Eyvah! Yoksa Bağımlı mıyım?

Yaşantımız içerisinde bazı anlarda farkına varamadığımız durumlardan biridir. ‘’Bağlılık ve Bağımlılık’’ Bağımlılık: Tutsaklık, özgürleşememe ve bireysel karar verememe olarak görürken, bağlılığı kalben iletişimin, samimiyetin ve dürüstlüğün en yalın hali olarak düşünüyorum.

Kurduğumuz arkadaşlıklar ve ilişkiler de gözden kaçırdığımız en önemli noktalardan birkaçı karşımızda ki insana ‘Ne şekilde davrandığımız, onun bizim hayatımızın hangi yönünü önemli ölçüde doldurduğu’ ve ‘O olmadan nasıl yaşıyor oluşumuz’  Bu yönden bağlılık ve bağımlılığımızı iyi bir şekilde ayırt etmek gerekiyor.

Gelin bu durumu kendim de yaşadığım ve çevrem de gözlemlediğim kısa bir hikaye de inceyelim:

Filiz saatine dikkatlice şöyle bir baktı. Fikir danışacağı arkadaşı Ahmet yine geç kalmıştı ‘’Acaba nerdeydi?’’  ‘’Neden telefonunu açmıyordu?’’  Arkadaşı olmadan da yapabilirdi ama yapamıyordu işte fikirlerini danışmaya ihtiyacı vardı. Sanki Ahmet her dakika yanında olunca kendisini çok daha iyi hissediyor rahat bir nefes alıyordu.

İşte nihayet Ahmet gelmişti acelesi var gibi Filiz’e ne kadar kendisine bağımlı olduğunu bildiğini belli eder bir şekilde ‘’Yine bensiz bir adım bile atamadın dimi?’’ dedi.

Filiz kendi başına kararlarını veremediği gibi Ahmet’siz adım dahi atamıyor, fikirlerine ve onayına muhtaçlığını apaçık gösteriyordu. Çaresizlik onu başkalarının fikirleri kölesi haline getirmişti adeta.

Filiz elinden bir şey gelmediğine inanarak diğer samimi dostu Ayşe’ye uğradı. Ayşe Filiz’in tam aksine özgüveni yüksek, başkalarının fikirlerini dinleyen ama kendi fikirlerine daima inanan bir insandı. Eşi, dostu tarafından sevilen, aranan biriydi; çünkü insanlara kalpten bağlıydı. Onlara sürekli ihtiyacı yoktu. Bu yönden de başarılı bir iş kadını olmayı sürdürüyordu.

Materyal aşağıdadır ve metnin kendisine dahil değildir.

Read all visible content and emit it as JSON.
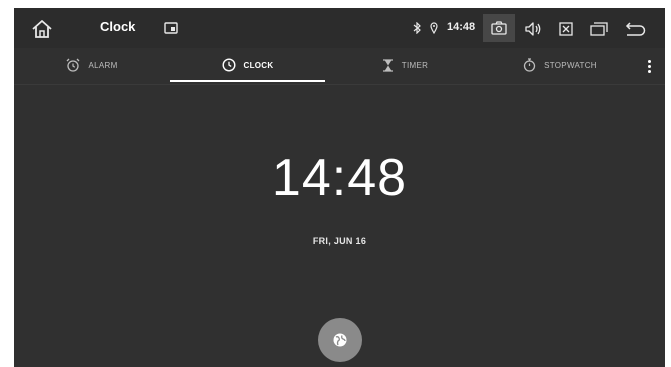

Filiz hayranlık duyduğu arkadaşına nasıl bu kadar özgüvenli olduğunu ve bağımlı olmamasının sırrını merak için de sordu:

Öncelikle kendine inanmalı ve güvenmelisin Filizcim. Başkalarının fikir ve görüşlerine ihtiyaç duyabilirsin bu normal ama başkalarının düşüncesi hayatının bütününü oluşturmamalı. Kendi kararlarını bilinçli bir şekildekendin verebilirsin.  Bir çok arkadaş ve çevre edin hayatın da bu senin gözlem ve deneyim gücünü daima arttırır.

Hikayedeki Filiz gibi eğer sizde:

– Sürekli birilerinin onayına ihtiyaç duyuyorsanız,

– En yakın arkadaş ve ilişkileriniz de günün 7/24’ü arayarak yapabilecek işlerinizin olmasına rağmen konuşma ve birlikte zaman geçirme ihtiyacı hissediyorsanız,

– Eşiniz, dostunuz olmadan sokağa, alışverişe dahi tek başına çıkamıyorsanız (Bu durum sosyal fobi, bağımlılık ve özgüven eksikliğinden dolayı da olabilir)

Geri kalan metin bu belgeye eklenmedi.